Neste ponto, embora as referidas medidas tenham por objetivo mitigar a elevação das tarifas de energia elétrica, é de se questionar se os fins justificam os meios, já que há fundamentados questionamentos acerca a legalidade/constitucionalidade do PDL nº 94/2022 e da Lei nº 14.385/2022 – e seus impactos no equilíbrio econômico-financeiro das concessões –, bem como sobre a relevante redução de arrecadação dos estados em razão da Lei Complementar nº 194/2022 que, em última instância, pode impactar em investimentos como saúde, educação e segurança pública.

Enquanto as concessionárias de distribuição trabalham pela manutenção do equilíbrio de seus contratos e União e Estados discutem a redução de arrecadação, há outra rubrica significativa das tarifas de energia elétrica – cerca de 12% – que não só parece ser intocável, mas vem crescendo sistematicamente ano após ano, quais sejam os subsídios.

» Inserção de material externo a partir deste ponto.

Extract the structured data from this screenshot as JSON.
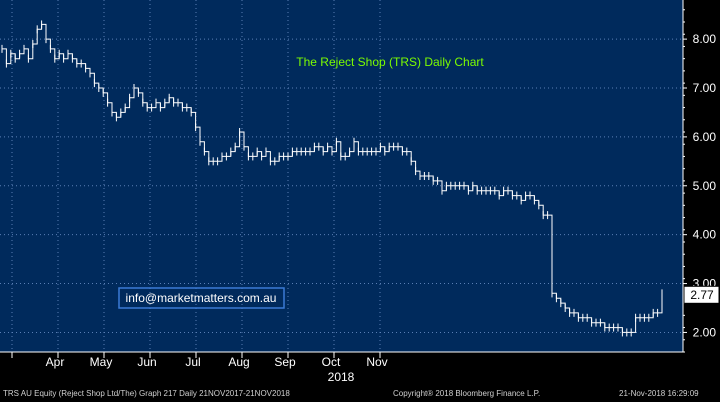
{
  "chart_data": {
    "type": "line",
    "style": "ohlc-daily-bars",
    "title": "The Reject Shop  (TRS) Daily Chart",
    "title_color": "#7CFC00",
    "annotation": "info@marketmatters.com.au",
    "annotation_color": "#ffffff",
    "annotation_border": "#3a7bd5",
    "background": "#002a5c",
    "line_color": "#ffffff",
    "grid": true,
    "grid_color": "#5a7fb5",
    "ylim": [
      1.6,
      8.8
    ],
    "y_ticks": [
      "2.00",
      "3.00",
      "4.00",
      "5.00",
      "6.00",
      "7.00",
      "8.00"
    ],
    "y_tick_values": [
      2,
      3,
      4,
      5,
      6,
      7,
      8
    ],
    "x_ticks": [
      "Apr",
      "May",
      "Jun",
      "Jul",
      "Aug",
      "Sep",
      "Oct",
      "Nov"
    ],
    "x_year_label": "2018",
    "last_price_label": "2.77",
    "last_price": 2.77,
    "series": [
      {
        "values": [
          7.8,
          7.5,
          7.7,
          7.6,
          7.7,
          7.8,
          7.6,
          7.9,
          8.2,
          8.3,
          8.0,
          7.8,
          7.6,
          7.7,
          7.6,
          7.7,
          7.6,
          7.5,
          7.5,
          7.4,
          7.3,
          7.1,
          7.0,
          6.9,
          6.7,
          6.5,
          6.4,
          6.5,
          6.6,
          6.8,
          7.0,
          6.9,
          6.7,
          6.6,
          6.6,
          6.7,
          6.6,
          6.7,
          6.8,
          6.7,
          6.7,
          6.6,
          6.6,
          6.5,
          6.2,
          5.9,
          5.7,
          5.5,
          5.5,
          5.5,
          5.6,
          5.6,
          5.7,
          5.8,
          6.1,
          5.8,
          5.6,
          5.6,
          5.7,
          5.6,
          5.7,
          5.5,
          5.5,
          5.6,
          5.6,
          5.6,
          5.7,
          5.7,
          5.7,
          5.7,
          5.7,
          5.8,
          5.8,
          5.7,
          5.8,
          5.7,
          5.9,
          5.6,
          5.6,
          5.7,
          5.9,
          5.7,
          5.7,
          5.7,
          5.7,
          5.7,
          5.8,
          5.7,
          5.8,
          5.8,
          5.8,
          5.7,
          5.7,
          5.5,
          5.3,
          5.2,
          5.2,
          5.2,
          5.1,
          5.1,
          4.9,
          5.0,
          5.0,
          5.0,
          5.0,
          5.0,
          4.9,
          5.0,
          4.9,
          4.9,
          4.9,
          4.9,
          4.9,
          4.8,
          4.9,
          4.9,
          4.8,
          4.8,
          4.7,
          4.8,
          4.8,
          4.7,
          4.6,
          4.4,
          4.4,
          2.8,
          2.7,
          2.6,
          2.5,
          2.4,
          2.4,
          2.3,
          2.3,
          2.3,
          2.2,
          2.2,
          2.2,
          2.1,
          2.1,
          2.1,
          2.1,
          2.0,
          2.0,
          2.0,
          2.3,
          2.3,
          2.3,
          2.3,
          2.4,
          2.4,
          2.8
        ]
      }
    ]
  },
  "footer": {
    "left": "TRS AU Equity (Reject Shop Ltd/The) Graph 217  Daily 21NOV2017-21NOV2018",
    "center": "Copyright® 2018 Bloomberg Finance L.P.",
    "right": "21-Nov-2018 16:29:09"
  }
}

Para tanto, basta observar a evolução dos valores da Conta de Desenvolvimento Energético (CDE) cobrado via tarifa de energia – e que saltou de cerca R$ 19 bilhões em 2018 para mais de R$ 32 bilhões em 2022.

Neste contexto, foi extremamente oportuna a criação do subsidiômetro, ferramenta desenvolvida pela ANEEL no fim deste ano e que detalha os subsídios pagos pelos consumidores nas faturas de energia elétrica.

Dentre os valores pagos até 01.12.2022, destaca-se os quase R$ 7 bilhões para fontes incentivadas, valores estes que ainda serão impulsionadas em razão do boom de solicitação de outorgas com o objetivo de manter os descontos nas Tarifas de Uso do Sistema de Transmissão/Distribuição decorrentes da atuação do Congresso Nacional com a aprovação da Lei nº 14.120, de 1º de março de 2021, posteriormente facilitada por meio do Decreto nº 10.893, de 14 de dezembro de 2021.

Outro valor que chama atenção são os R$ 2,5 bilhões do subsídio para mini e microgeração distribuída e que, segundo a estimativas da Nota Técnica nº 192/2022-SGT/Aneel, para 2023 – considerando a parcela que irá compor o orçamento da CDE e a parcela já internalizada na estrutura tarifária – poderá chegar a R$ 5,4 bilhões.

Não fosse suficiente, ainda tramita no Congresso Nacional o Projeto de Lei nº 2.703/2022 que, dentre outros, pretende ampliar os prazos de benefícios para os usuários com mini e microgeração distribuída o que, consequentemente, poderá impactar os valores dos subsídios acima indicados.

Isso sem contar os inúmeros “jabutis” que são incluídos em projetos de lei como, por exemplo, a exigência da contratação de usinas termelétricas em locais que que ainda não possuem infraestrutura de gás natural nos termos da Lei nº 14.182/2021.

Ou seja, os supostos principais interessados em conter os aumentos tarifários têm grande responsabilidade na manutenção e crescimento de subsídios que afetam diretamente as tarifas de energia, tornando o Brasil o país da energia barata e da conta cara.

É neste cenário que se entende imprescindível que a atuação do novo Congresso Nacional esteja pautada na racionalização dos subsídios e na defesa da modicidade tarifária de forma ampla e equilibrada, reduzindo as distorções atualmente existentes onde, em regra, os pequenos consumidores e consumidores de baixa renda acabam por suportar grande parte destes custos.

Para tanto, também é necessário que agentes e principalmente associações setoriais estejam imbuídas não apenas da defesa dos interesses de seus associados a qualquer custo, mas de verdadeiro espírito de contribuição para o desenvolvimento de um setor elétrico mais equilibrado e sustentável, bem como os órgãos e entidades do setor, tal como a Agência Nacional de Energia Elétrica – ANEEL e a Empresa de Pesquisa Energética – EPE tenham a independência necessária para protagonizar as discussões com a sociedade acerca dos caminhos do setor elétrico.

Mariana Saragoça é advogada e sócia do escritório Stocche Forbes, com atuação nas áreas de Direito Administrativo, Infraestrutura e Regulação; Frederico Accon Soares é advogado sênior e sócio do escritório Stocche Forbes, com atuação nas áreas de Direito Administrativo, Infraestrutura e Regulação com ênfase no Setor Elétrico.